Surface kinetics and feature scale particle model of SixNy atomic layer deposition using Si2Cl6 precursor

Abstract

One of the important steps in the fabrication of semiconductor memory devices is the deposition of ultrathin silicon nitride films with uniform film thickness and electrical properties. Such high-quality films have made atomic level control during deposition a necessity and can be achieved via atomic layer deposition (ALD) with excellent step coverage. While ALD has been studied experimentally by many authors, there exist significant gaps between their observations and the practical application of the ALD process in large-scale manufacturing. In this work, a computational model of thin film deposition for a silicon based ALD application was developed. The model includes a surface chemistry mechanism for the deposition of hexachlorodisilane (Si2Cl6) on a growing SixNy film. This mechanism quantifies the sticking probability of the Si2Cl6 precursor on the growth surface as well as an effective active reaction site density on these surfaces.

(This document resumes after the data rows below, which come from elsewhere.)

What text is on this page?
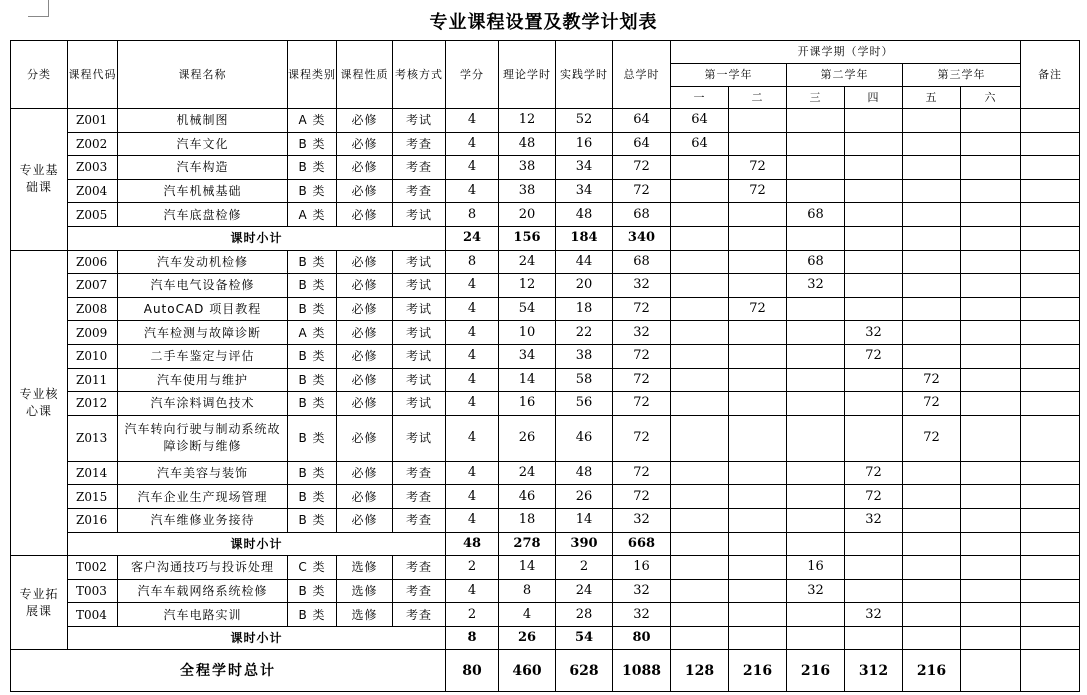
专业课程设置及教学计划表
分类	课程代码	课程名称	课程类别	课程性质	考核方式	学分	理论学时	实践学时	总学时	开课学期（学时）						备注
										第一学年		第二学年		第三学年		
										一	二	三	四	五	六	
专业基础课	Z001	机械制图	A 类	必修	考试	4	12	52	64	64						
	Z002	汽车文化	B 类	必修	考查	4	48	16	64	64						
	Z003	汽车构造	B 类	必修	考查	4	38	34	72		72					
	Z004	汽车机械基础	B 类	必修	考查	4	38	34	72		72					
	Z005	汽车底盘检修	A 类	必修	考试	8	20	48	68			68				
	课时小计					24	156	184	340							
专业核心课	Z006	汽车发动机检修	B 类	必修	考试	8	24	44	68			68				
	Z007	汽车电气设备检修	B 类	必修	考试	4	12	20	32			32				
	Z008	AutoCAD 项目教程	B 类	必修	考试	4	54	18	72		72					
	Z009	汽车检测与故障诊断	A 类	必修	考试	4	10	22	32				32			
	Z010	二手车鉴定与评估	B 类	必修	考试	4	34	38	72				72			
	Z011	汽车使用与维护	B 类	必修	考试	4	14	58	72					72		
	Z012	汽车涂料调色技术	B 类	必修	考试	4	16	56	72					72		
	Z013	汽车转向行驶与制动系统故障诊断与维修	B 类	必修	考试	4	26	46	72					72		
	Z014	汽车美容与装饰	B 类	必修	考查	4	24	48	72				72			
	Z015	汽车企业生产现场管理	B 类	必修	考查	4	46	26	72				72			
	Z016	汽车维修业务接待	B 类	必修	考查	4	18	14	32				32			
	课时小计					48	278	390	668							
专业拓展课	T002	客户沟通技巧与投诉处理	C 类	选修	考查	2	14	2	16			16				
	T003	汽车车载网络系统检修	B 类	选修	考查	4	8	24	32			32				
	T004	汽车电路实训	B 类	选修	考查	2	4	28	32				32			
	课时小计					8	26	54	80							
全程学时总计						80	460	628	1088	128	216	216	312	216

This surface reaction chemistry was used in the context of a feature scale particle transport model to simulate ALD in 100 nm–1 μm critical dimension, ∼10–100 high aspect ratio holes. The model demonstrates the effects of hole size and aspect ratio dependence on the overall kinetics of the deposition process. An increase in the completion time for ALD processes with increasing hole aspect ratio and the increasing statistical nature of the deposition process with smaller critical dimension of the hole were predicted.